Williams mentioned the guards who have rotated with the first unit – Paula Vaipulu, Paul Tchio, Quick and walk-on Joe Fusile.

“My boy Joe,” Williams said. “Joe Fusile – y’all need to get him up here (for media availability). He’s a dog. Working with them is always good, especially now that everybody’s settled in with what we’re doing now, the plays we’re running. Everybody knows what to do. So it’s definitely been good playing with all the guards out there.”

Key has said that he has rotated guards and tackles in different groups to see what the best combination is and also to give players the feel for playing alongside multiple teammates.

“One thing about rotating the O-line, we’re trying to make sure we’re comfortable with playing with anybody next to us,” Williams said. “Just in case a man goes down, somebody can pop right in, somebody can flip to the other side if they need to.”

Williams, for instance, had been working at left and right tackle, the latter being the spot where he started in his first two seasons. Williams said he is planning to remain there, although he said he continues to get practice time on the left side.

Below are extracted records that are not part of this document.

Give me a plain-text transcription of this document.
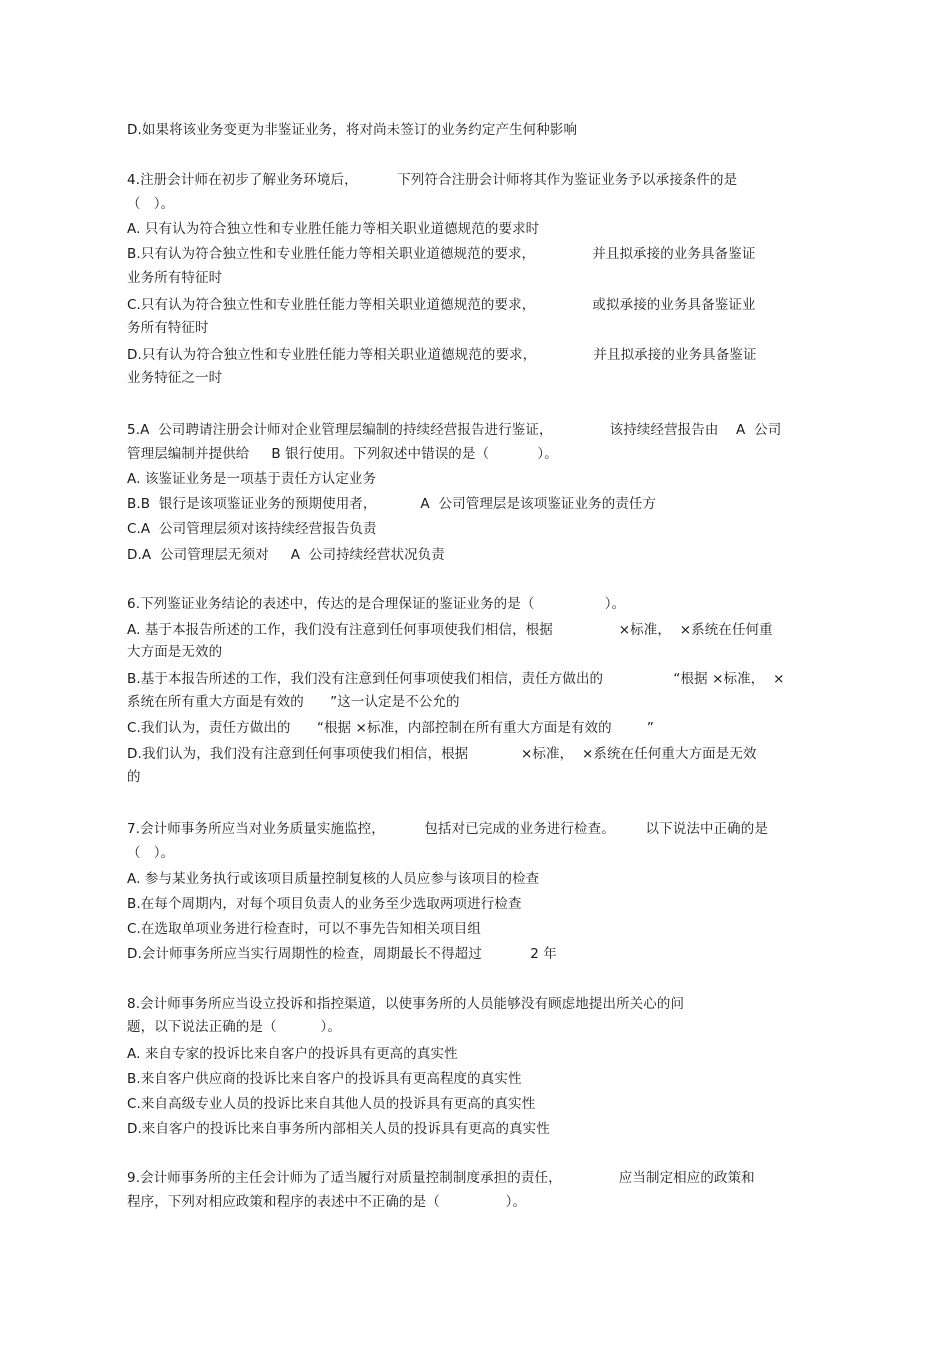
D.如果将该业务变更为非鉴证业务，将对尚未签订的业务约定产生何种影响
4.注册会计师在初步了解业务环境后，         下列符合注册会计师将其作为鉴证业务予以承接条件的是
（   ）。
A. 只有认为符合独立性和专业胜任能力等相关职业道德规范的要求时
B.只有认为符合独立性和专业胜任能力等相关职业道德规范的要求，             并且拟承接的业务具备鉴证
业务所有特征时
C.只有认为符合独立性和专业胜任能力等相关职业道德规范的要求，             或拟承接的业务具备鉴证业
务所有特征时
D.只有认为符合独立性和专业胜任能力等相关职业道德规范的要求，             并且拟承接的业务具备鉴证
业务特征之一时
5.A  公司聘请注册会计师对企业管理层编制的持续经营报告进行鉴证，             该持续经营报告由    A  公司
管理层编制并提供给     B 银行使用。下列叙述中错误的是（           ）。
A. 该鉴证业务是一项基于责任方认定业务
B.B  银行是该项鉴证业务的预期使用者，          A  公司管理层是该项鉴证业务的责任方
C.A  公司管理层须对该持续经营报告负责
D.A  公司管理层无须对     A  公司持续经营状况负责
6.下列鉴证业务结论的表述中，传达的是合理保证的鉴证业务的是（                ）。
A. 基于本报告所述的工作，我们没有注意到任何事项使我们相信，根据               ×标准，  ×系统在任何重
大方面是无效的
B.基于本报告所述的工作，我们没有注意到任何事项使我们相信，责任方做出的                “根据 ×标准，  ×
系统在所有重大方面是有效的      ”这一认定是不公允的
C.我们认为，责任方做出的      “根据 ×标准，内部控制在所有重大方面是有效的        ”
D.我们认为，我们没有注意到任何事项使我们相信，根据            ×标准，  ×系统在任何重大方面是无效
的
7.会计师事务所应当对业务质量实施监控，         包括对已完成的业务进行检查。       以下说法中正确的是
（   ）。
A. 参与某业务执行或该项目质量控制复核的人员应参与该项目的检查
B.在每个周期内，对每个项目负责人的业务至少选取两项进行检查
C.在选取单项业务进行检查时，可以不事先告知相关项目组
D.会计师事务所应当实行周期性的检查，周期最长不得超过           2 年
8.会计师事务所应当设立投诉和指控渠道，以使事务所的人员能够没有顾虑地提出所关心的问
题，以下说法正确的是（          ）。
A. 来自专家的投诉比来自客户的投诉具有更高的真实性
B.来自客户供应商的投诉比来自客户的投诉具有更高程度的真实性
C.来自高级专业人员的投诉比来自其他人员的投诉具有更高的真实性
D.来自客户的投诉比来自事务所内部相关人员的投诉具有更高的真实性
9.会计师事务所的主任会计师为了适当履行对质量控制制度承担的责任，             应当制定相应的政策和
程序，下列对相应政策和程序的表述中不正确的是（               ）。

“I think I’ve gotten to the point where I’m comfortable at both sides,” Williams said.

While Corey Robinson, Jakiah Leftwich and Wing Green have been competing to start at the tackle spot opposite Williams, Robinson may have emerged as the top candidate. Robinson, a transfer from Kansas, has fit in with the offensive line group, albeit with at least two suspicious characteristics.

“We can’t trust Corey too much,” Williams said. “He doesn’t like a lot of things. For one, he doesn’t like cheese. Like, who doesn’t like cheese? He doesn’t like cartoons. I don’t know (anyone) who doesn’t like cartoons. He doesn’t like Cartoon Network. I thought that was weird. On the field, I respect him, though.”

Whoever it is that starts against Clemson – Robinson, Leftwich or Green – Tech’s first offensive snap in a game will be that player’s first at the college level.

“(Robinson) and Jakiah are going to be real good down the road, like super good,” Williams said. Offensive coordinator Chip Long said that, while conventional wisdom advocates for keeping an offensive line intact, he’s OK with bringing in backups.

“Some people want to keep the same group out there,” Long said. “I think that builds complacency a lot of times. If we can have certain groups play 40 snaps apiece, that’s great. I think you just get better and better and you build quality depth, so I’m all for it.”